- A generous pinch of saffron threads (24-30 threads)
- 4 cups chicken or vegetable stock (32 ounces)
- 2 tablespoons extra virgin olive oil (EVOO)
- 1 carrot, finely chopped
- 1 onion, finely chopped
- 1/2 Fresno chili pepper, seeded and finely chopped
- 4 cloves garlic, finely chopped
- About 2 cups farro
- Salt and pepper
- 1/2 cup dry white wine
- 2 tablespoons butter
- 1/2 cup grated Parmigiano Reggiano cheese or grated Grana Padano cheese
- 1/4 cup sliced almonds
- Zest of 1 orange
- 1/4 cup flat leaf parsley (a handful)
In a small saucepan, steep the saffron in the chicken (or vegetable) stock over medium-low heat. Keep warm.

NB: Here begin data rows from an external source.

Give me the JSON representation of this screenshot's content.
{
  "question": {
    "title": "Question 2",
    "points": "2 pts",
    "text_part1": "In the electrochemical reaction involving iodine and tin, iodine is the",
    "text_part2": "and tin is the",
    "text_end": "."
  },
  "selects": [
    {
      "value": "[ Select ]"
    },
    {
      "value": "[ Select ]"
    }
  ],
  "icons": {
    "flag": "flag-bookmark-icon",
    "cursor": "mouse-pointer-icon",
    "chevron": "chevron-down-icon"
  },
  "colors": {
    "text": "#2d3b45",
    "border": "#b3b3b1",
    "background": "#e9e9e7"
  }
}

In a round-bottomed pot, heat the EVOO, a couple of turns of the pan, over medium-high heat. Add the carrot, onion, chili pepper and garlic and stir for a couple of minutes to soften. Add the farro and stir for a minute more; season with salt and pepper. Stir in the wine and let evaporate, about 1 minute. Add a few ladlefuls of the saffron stock at a time, stirring vigorously with each addition. Allow the liquids to mostly evaporate before adding more. Cook the farro for 20 minutes total, using all of the liquid. In the last minute of cooking, stir in the butter and cheese.
While the risotto is working, toast the nuts and pulse them in a food processor into fine crumbs. Combine the almond crumbs with the orange zest and parsley. Serve the risotto in shallow bowls and garnish with the orange gremolata.